Cass. civ. n. 185/1976

Qualora fra contrapposti debiti omogenei non operi la compensazione legale, difettando uno di essi dei requisiti della liquidità ed esigibilità (nella specie, trattandosi di debito per risarcimento di danno non ancora accertato nell'an e nel quantum), la compensazione giudiziale può essere disposta dal giudice solo se il credito illiquido opposto in compensazione sia di pronta e facile liquidazione. Peraltro, l'uso della facoltà di dichiarare la compensazione giudiziale è rimesso al potere discrezionale del giudice del merito, insindacabile in Cassazione, così come è incensurabile, ove congruamente motivato, l'accertamento della sussistenza dell'estremo della facile e pronta liquidabilità, risolvendosi in una valutazione di fatto.

Cass. civ. n. 2234/1975

La contestazione dell'esistenza o dell'ammontare del credito opposto in compensazione, tranne che appaia prima facie pretestuosa, esclude la liquidità del credito medesimo, e quindi, anche la compensazione legale.

Cass. civ. n. 1924/1975

La differenza fra la compensazione legale e quella giudiziale risiede nel fatto che mentre nella prima la liquidità del credito opposto in compensazione è anteriore al giudizio, nella seconda, invece, il credito non è liquido, ma viene liquidato dal giudice nel processo.

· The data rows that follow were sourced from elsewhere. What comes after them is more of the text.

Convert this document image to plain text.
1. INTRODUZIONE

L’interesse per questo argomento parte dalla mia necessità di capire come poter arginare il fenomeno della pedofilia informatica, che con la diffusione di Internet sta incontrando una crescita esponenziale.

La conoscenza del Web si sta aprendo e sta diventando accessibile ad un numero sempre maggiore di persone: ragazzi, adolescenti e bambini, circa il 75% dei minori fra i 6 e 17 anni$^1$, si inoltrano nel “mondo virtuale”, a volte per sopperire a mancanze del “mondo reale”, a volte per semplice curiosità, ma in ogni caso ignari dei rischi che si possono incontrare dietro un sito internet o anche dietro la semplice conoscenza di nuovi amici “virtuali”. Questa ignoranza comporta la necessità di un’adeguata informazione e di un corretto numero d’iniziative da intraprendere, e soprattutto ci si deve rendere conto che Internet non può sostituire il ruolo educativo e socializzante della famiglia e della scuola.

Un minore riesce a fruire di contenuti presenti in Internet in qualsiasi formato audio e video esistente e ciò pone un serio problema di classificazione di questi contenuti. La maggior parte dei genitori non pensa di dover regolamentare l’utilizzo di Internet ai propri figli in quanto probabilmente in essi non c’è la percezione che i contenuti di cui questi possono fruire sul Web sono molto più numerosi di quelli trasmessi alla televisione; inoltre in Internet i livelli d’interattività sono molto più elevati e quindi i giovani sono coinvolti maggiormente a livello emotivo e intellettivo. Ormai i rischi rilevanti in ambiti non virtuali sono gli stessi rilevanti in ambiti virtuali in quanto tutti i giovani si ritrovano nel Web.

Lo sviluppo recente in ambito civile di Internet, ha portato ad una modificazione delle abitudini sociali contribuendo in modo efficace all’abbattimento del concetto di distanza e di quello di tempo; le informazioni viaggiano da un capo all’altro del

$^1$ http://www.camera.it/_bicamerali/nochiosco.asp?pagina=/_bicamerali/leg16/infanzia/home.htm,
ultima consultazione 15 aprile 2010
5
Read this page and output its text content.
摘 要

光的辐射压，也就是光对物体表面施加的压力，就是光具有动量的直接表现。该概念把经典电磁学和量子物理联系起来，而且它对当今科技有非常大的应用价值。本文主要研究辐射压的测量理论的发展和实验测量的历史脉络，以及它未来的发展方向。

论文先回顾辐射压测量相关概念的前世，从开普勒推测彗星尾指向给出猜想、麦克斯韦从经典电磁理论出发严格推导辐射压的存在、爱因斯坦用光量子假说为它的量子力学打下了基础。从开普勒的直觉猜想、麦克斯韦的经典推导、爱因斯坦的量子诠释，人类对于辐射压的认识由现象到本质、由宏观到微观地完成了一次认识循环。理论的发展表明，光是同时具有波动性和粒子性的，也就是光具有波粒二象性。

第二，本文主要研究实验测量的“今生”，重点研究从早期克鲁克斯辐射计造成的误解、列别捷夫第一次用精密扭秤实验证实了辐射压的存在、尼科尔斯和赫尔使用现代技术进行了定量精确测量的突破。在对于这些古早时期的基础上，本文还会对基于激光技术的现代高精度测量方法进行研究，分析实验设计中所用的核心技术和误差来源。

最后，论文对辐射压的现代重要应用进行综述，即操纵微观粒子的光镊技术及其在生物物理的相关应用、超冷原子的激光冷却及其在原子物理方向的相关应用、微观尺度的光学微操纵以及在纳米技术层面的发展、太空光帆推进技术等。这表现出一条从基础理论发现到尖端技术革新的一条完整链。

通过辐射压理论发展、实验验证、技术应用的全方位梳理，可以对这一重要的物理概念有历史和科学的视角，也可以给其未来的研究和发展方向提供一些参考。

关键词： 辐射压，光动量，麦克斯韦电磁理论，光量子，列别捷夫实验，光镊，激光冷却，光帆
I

Da tanto consegue che mentre la sentenza che dichiara la compensazione legale è di mero accertamento, la sentenza, invece, che pronunzia la compensazione giudiziale integra un accertamento costitutivo e, pertanto, i suoi effetti, diversamente da quanto dispone l'art. 1242 c.c., non retroagiscono al momento della coesistenza dei due crediti.

Cass. civ. n. 1532/1975

I requisiti necessari per la compensazione legale (certezza, liquidità ed esigibilità del credito) debbono intendersi in base a criteri obiettivi, indipendentemente dal riconoscimento della controparte; così che ben può essere liquido ed esigibile anche un credito litigioso, sempre che sussistano in concreto i requisiti stessi, i quali, nel contrasto fra le parti, possono essere accertati in giudizio; con l'ovvia conseguenza che se il credito già sussisteva con i requisiti richiesti, la sentenza che riconosca la detta situazione ha natura meramente dichiarativa del fatto estintivo, risalente al giorno della coesistenza obiettiva dei due crediti.

Cass. civ. n. 972/1975

La compensazione giudiziale di una parte di un credito opera quale fatto estintivo del medesimo, sino a concorrenza del contrapposto credito accertato a favore dell'altra parte, senza potere incidere sulla decorrenza degli interessi che devono essere liquidati sulla residua parte del credito, non estinta dalla compensazione. Il credito di una somma di danaro liquida o comunque agevolmente determinabile, in base ad elementi o criteri prestabiliti dal contratto o dalla legge, non perde tale carattere per le eventuali contestazioni da parte del debitore. La pronuncia giudiziale, in tal caso, ha infatti effetto meramente dichiarativo, essendo diretta ad accertare quella liquidità che già esiste nel credito, per la sua stessa natura.

Cass. civ. n. 2055/1972

Agli effetti della compensazione legale, la inesigibilità del credito per indeterminatezza del soggetto legittimato a richiederne il pagamento, viene meno retroattivamente dal momento in cui ex post si accerti la titolarità soggettiva di tale legittimazione.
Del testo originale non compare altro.